6
votes

I'm learning Clojure, but I'm not really building whole projects for each little code snippet, I just drop them into a REPL. Occasionally code snippets I'm exploring require a dependency (usually something that is/was in clojure.contrib).

The only way I know how to get those dependencies onto my computer is to have an empty leiningen project, add the dependency to project.clj and run lein deps.

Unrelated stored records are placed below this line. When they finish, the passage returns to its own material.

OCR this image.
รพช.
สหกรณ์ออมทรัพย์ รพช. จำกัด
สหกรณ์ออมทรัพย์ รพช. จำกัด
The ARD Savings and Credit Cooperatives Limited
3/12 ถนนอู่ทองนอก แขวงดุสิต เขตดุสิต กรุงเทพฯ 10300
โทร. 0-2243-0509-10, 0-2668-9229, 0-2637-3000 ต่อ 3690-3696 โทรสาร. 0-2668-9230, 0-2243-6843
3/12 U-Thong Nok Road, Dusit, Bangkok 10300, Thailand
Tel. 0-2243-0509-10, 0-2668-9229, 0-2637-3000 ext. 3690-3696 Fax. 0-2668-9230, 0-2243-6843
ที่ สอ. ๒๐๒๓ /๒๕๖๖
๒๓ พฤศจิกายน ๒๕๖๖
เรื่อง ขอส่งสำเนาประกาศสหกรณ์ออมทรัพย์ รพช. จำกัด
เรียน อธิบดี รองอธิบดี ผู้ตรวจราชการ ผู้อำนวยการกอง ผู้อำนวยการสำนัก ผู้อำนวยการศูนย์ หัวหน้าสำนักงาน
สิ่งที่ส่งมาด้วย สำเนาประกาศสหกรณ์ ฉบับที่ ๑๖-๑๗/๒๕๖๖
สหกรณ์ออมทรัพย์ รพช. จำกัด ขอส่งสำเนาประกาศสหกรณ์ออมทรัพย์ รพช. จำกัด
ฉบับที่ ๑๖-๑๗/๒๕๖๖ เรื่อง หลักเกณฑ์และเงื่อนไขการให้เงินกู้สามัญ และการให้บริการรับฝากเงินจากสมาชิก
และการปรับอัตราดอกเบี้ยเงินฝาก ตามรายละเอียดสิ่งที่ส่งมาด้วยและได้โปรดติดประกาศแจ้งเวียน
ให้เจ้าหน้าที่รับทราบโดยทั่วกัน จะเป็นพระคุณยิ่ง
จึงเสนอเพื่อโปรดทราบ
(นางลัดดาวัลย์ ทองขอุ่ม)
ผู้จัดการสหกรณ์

Is there any way I can download libraries globally, outside of a project? If it's that I really really don't want to, why?

3
1) download library jar 2) java -cp clojure.jar:some-lib-clj.jar clojure.main 3) What's so bad about having a scratch Leiningen project? - noahlz
it's not exactly what you want I think but maybe this will make it easier, github.com/mtyaka/lein-oneoff - georgek
Seems to me that this is exactly what he wants. - noahlz

3 Answers

2
votes

I have a small project that I use for testing code snippets and answering SO questions, and am also constantly adding dependencies. The project.clj for this project includes Pomegranate as a dependency which then makes dynamically loading other dependencies as easy as:

(use '[cemerick.pomegranate :only (add-dependencies)])
(add-dependencies :coordinates '[[my-dependency "1.2.3"]])
2
votes

Give lein-try a go. It's a leiningen plugin I wrote that lets you say something like lein try [my-dependency 1.0.0] or even lein try my-dependency at the command line and drop into a REPL with the dependency available.

1
votes

If you are using lein-exec as your way of running one-off scripts, you can now use a little snippet at the top of the script. Add:

(use '[leiningen.exec :only (deps)])
(deps '[[clj-time "0.8.0"]])

to the top of your clj. Now running lein exec [example.clj] will automatically pull down the requirement.

If you are new to lein exec, just add {:user {:plugins [[lein-exec "0.3.4"]]}} to your ~/.lein/profiles.clj and you can begin running lein exec on your clj files. It is a great and quick way to run code without a project.